Welcome to the forum. Turn off your digital zoom feature forever. I advise you check your cameras default settings such as contrast and sharpness etc and see how you go. This is a very highly rated camera at the price point so I imagine a little tweaking will sort you out


----------



## dxqcanada

I have noticed on my SLT-A55 that the meter does tend to over-expose by 1/3-2/3 of a stop most of the time.

You shot in JPEG or RAW ?


----------



## kenerickson

Thanks for the replies so far!  I shoot in JPG.  I used to shoot in raw with my Pentax but have not figured how to load and edit raw in my version of Photoshop. 

I did receive the Minolta lens this afternoon and shot a quick picture under similar lighting conditions as the picture in the OP. I set the contrast, sharpness up two notches each from the factory center position on the camera. 
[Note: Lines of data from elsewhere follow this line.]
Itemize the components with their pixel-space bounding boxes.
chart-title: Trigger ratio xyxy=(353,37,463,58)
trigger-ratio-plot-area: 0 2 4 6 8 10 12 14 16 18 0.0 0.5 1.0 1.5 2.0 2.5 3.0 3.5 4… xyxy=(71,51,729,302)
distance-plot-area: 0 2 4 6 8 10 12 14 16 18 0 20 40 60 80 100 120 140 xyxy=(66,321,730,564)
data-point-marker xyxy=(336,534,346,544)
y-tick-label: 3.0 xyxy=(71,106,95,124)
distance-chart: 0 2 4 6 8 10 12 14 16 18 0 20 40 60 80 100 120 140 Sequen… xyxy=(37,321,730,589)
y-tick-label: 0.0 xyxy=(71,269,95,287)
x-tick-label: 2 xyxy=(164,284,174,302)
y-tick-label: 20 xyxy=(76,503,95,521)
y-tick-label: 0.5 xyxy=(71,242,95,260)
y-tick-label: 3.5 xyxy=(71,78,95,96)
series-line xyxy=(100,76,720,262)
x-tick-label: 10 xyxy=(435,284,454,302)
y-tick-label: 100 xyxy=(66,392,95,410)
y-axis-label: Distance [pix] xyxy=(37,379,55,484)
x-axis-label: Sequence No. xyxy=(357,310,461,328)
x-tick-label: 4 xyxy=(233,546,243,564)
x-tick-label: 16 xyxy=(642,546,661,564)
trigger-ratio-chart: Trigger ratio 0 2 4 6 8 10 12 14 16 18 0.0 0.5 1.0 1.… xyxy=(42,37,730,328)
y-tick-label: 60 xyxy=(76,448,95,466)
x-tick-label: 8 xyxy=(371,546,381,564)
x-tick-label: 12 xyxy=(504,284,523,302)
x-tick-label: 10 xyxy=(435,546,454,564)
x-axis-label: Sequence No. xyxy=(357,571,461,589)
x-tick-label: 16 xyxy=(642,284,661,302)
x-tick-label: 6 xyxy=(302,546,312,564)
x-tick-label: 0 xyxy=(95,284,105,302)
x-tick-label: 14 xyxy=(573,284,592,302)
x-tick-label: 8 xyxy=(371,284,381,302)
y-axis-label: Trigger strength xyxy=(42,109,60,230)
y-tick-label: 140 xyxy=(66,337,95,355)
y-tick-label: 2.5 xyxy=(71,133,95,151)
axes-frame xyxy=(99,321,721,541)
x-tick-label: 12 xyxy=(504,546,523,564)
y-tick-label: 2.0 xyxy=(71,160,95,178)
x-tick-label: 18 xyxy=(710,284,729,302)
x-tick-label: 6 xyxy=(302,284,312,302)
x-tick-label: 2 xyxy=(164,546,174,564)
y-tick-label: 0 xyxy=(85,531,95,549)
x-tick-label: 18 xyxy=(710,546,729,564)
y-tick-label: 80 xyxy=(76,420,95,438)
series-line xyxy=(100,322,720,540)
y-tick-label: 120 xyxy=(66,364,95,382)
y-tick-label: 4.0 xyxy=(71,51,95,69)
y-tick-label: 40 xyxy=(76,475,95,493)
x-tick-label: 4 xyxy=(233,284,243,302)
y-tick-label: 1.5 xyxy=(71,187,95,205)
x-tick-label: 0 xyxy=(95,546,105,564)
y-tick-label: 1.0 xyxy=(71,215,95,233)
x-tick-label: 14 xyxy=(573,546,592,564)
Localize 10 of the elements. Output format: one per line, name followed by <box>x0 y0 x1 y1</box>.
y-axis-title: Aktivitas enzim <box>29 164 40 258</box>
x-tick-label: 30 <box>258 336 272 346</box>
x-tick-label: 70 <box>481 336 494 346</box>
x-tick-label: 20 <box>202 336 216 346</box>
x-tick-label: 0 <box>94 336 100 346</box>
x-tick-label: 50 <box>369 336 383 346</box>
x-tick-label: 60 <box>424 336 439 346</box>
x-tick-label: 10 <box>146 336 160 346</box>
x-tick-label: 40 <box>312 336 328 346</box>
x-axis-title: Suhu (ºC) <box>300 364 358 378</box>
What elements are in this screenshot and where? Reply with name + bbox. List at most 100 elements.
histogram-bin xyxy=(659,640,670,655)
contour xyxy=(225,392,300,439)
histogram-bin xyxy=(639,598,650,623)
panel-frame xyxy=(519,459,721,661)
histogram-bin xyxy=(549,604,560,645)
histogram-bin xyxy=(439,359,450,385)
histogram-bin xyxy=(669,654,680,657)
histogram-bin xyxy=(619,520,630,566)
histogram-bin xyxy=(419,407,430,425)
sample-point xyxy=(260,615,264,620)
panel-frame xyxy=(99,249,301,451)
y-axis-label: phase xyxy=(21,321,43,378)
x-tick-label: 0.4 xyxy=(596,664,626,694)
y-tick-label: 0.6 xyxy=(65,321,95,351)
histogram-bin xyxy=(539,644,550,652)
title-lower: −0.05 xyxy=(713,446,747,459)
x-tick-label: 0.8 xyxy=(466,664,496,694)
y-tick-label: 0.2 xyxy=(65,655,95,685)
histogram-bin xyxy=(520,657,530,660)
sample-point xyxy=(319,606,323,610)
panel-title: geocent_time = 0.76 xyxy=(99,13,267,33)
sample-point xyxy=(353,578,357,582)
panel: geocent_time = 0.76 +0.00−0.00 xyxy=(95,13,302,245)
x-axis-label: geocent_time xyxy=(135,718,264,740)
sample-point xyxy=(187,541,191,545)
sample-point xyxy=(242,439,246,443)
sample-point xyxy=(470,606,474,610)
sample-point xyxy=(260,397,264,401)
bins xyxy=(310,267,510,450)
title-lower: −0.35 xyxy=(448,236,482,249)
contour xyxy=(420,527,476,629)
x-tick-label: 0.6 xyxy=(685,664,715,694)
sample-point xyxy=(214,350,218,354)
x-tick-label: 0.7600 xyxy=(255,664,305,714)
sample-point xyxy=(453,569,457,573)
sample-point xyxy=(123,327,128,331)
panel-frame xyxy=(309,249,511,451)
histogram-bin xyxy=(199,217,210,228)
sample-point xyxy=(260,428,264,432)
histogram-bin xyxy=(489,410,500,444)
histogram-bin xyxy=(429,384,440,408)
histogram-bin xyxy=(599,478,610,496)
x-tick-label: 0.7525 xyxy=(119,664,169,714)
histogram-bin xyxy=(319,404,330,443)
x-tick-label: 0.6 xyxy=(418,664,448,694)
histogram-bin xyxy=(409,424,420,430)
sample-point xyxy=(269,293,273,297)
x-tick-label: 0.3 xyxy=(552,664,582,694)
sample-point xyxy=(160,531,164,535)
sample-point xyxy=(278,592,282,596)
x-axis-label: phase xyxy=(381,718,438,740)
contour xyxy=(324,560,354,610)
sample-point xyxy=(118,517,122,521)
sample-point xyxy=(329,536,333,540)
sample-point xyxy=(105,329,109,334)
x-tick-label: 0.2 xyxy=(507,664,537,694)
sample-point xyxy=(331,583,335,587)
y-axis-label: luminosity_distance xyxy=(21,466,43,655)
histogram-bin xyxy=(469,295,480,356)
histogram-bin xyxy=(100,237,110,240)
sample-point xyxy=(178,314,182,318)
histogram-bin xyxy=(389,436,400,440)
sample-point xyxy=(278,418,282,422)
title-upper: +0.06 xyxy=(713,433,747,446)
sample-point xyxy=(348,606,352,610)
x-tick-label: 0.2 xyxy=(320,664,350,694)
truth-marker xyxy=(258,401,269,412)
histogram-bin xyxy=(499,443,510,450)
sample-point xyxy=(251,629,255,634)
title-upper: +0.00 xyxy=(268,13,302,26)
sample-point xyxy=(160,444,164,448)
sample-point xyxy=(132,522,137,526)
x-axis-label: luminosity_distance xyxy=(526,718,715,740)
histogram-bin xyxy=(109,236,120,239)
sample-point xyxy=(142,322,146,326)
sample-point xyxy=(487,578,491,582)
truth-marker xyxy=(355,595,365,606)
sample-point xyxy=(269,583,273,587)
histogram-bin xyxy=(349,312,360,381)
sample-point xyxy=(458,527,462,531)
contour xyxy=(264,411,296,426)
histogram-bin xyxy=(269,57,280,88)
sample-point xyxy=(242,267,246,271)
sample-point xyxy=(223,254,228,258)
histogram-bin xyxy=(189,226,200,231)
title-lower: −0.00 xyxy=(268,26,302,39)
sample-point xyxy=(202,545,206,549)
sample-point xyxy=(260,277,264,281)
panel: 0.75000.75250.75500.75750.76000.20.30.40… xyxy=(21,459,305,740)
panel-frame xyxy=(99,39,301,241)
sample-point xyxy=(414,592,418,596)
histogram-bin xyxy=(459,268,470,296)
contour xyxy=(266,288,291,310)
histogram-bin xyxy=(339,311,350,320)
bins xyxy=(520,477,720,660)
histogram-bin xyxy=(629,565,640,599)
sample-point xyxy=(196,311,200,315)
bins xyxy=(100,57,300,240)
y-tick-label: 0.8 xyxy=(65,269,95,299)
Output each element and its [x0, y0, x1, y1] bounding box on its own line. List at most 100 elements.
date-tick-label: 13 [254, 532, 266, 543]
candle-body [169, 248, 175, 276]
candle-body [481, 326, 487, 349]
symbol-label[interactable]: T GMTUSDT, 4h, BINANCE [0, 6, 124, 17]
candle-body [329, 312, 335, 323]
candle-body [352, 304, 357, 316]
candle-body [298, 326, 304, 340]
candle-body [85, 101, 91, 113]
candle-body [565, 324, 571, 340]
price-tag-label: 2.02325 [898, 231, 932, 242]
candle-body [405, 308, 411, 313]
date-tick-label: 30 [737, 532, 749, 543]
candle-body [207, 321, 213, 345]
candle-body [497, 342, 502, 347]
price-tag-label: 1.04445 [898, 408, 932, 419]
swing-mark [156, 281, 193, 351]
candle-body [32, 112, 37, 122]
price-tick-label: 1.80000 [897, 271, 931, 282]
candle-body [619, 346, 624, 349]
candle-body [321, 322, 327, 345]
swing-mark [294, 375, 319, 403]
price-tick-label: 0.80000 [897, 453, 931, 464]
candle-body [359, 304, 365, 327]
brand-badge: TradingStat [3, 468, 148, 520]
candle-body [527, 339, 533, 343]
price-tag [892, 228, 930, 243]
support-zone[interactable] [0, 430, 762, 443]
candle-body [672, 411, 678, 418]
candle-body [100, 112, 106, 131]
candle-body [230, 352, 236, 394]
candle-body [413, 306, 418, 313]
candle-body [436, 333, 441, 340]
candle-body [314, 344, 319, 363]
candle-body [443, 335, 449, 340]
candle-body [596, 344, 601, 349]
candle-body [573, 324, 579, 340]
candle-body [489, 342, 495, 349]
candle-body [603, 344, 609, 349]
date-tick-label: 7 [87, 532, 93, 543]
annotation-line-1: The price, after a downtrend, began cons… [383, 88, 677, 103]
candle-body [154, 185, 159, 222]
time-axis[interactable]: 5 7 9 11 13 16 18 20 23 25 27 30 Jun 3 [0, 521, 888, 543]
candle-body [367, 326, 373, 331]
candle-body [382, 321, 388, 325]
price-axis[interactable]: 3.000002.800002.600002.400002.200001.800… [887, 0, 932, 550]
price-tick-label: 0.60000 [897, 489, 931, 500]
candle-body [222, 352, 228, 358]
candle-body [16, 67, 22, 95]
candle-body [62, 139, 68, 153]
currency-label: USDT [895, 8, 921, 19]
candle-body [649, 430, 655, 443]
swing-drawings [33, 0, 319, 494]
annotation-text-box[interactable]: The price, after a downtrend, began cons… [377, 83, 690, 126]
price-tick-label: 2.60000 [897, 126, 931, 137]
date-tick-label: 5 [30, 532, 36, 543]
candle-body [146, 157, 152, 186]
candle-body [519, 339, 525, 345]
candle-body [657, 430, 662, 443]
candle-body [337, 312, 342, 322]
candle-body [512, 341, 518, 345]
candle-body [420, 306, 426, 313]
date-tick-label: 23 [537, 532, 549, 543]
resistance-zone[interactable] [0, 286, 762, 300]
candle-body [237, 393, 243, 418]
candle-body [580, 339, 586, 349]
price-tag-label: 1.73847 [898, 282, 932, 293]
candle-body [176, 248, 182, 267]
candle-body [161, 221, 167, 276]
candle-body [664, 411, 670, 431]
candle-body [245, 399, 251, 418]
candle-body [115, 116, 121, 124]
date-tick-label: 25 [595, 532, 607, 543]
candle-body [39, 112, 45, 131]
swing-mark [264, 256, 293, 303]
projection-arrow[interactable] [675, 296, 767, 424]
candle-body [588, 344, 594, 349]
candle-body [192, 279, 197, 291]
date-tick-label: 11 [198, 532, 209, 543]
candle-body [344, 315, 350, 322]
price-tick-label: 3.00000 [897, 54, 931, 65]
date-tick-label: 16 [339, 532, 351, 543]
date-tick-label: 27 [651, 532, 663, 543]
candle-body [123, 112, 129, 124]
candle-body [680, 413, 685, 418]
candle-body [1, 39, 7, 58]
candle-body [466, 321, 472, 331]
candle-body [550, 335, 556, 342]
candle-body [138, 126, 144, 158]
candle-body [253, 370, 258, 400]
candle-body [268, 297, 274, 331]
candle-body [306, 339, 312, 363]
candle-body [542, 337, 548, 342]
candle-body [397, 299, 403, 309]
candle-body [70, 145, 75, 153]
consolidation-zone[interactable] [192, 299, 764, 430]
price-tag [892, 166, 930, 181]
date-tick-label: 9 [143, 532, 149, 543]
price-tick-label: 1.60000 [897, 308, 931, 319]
I also took a a picture of the cars in the driveway with what I feel are much better results .


----------



## dxqcanada

What version of PS do you have ?

If you have an old version that does not have the camera raw converter ... use the Sony raw converter that comes with the camera.


----------



## kenerickson

I have Elements 8.0.  I did load the raw converter but have not spent anytime as of yet with it. I was so used to editing and converting raw to jpg with my Pentax in Photoshop.


----------



## dxqcanada

The last camera raw update for Elements 8.0 does not support the A57 (unless it is the same as the A55)
Adobe - Photoshop Elements : For Windows : Camera Raw 6.2 update

I really suggest shooting Raw and then the Sony converter ... you have more to work with in post processing than JPEG.


----------



## kenerickson

The Sony converter is painfully slow converting. To the point of being un usable , at least on the laptop I am running. 
Do you know if Elements 10 supports the A57? 

Thanks for the advice given so far guys!  

Here is a picture I did take indoors with my light box and Minolta lens.


----------



## Kolia

I've stopped and actually sold my copy of Element 9 in favor of Lightroom. 

You might miss the ease of Organizer's face recognition and other neat functions. But the RAW capabilities of Lightroom are way ahead of the Adobe converter you have and that of Sony's. 

Other drawback is you will loose the camera's compensations for deformation and chromatic aberration when using OEM lens. Only the shading compensation (for vigneting) will carry to LR. The camera created Jpg will be intact of course. 

You can manually correct those or download some of the user shared profiles for those.


----------



## kenerickson

dxqcanada said:


> I have noticed on my SLT-A55 that the meter does tend to over-expose by 1/3-2/3 of a stop most of the time.



After spending more time with the A57 I would have to say this is true with this camera also.  I think the EFV took me off guard at first, but getting used to it now.


----------



## dxqcanada

Adobe Camera Raw v6.7 supports the SLT-A57 ... the latest update for Elements 10 is v6.5

As suggested, you might want to look at getting Adobe Lightroom as it supports the latest Camera Raw.

Eh, you might want to upgrade your computer also.


----------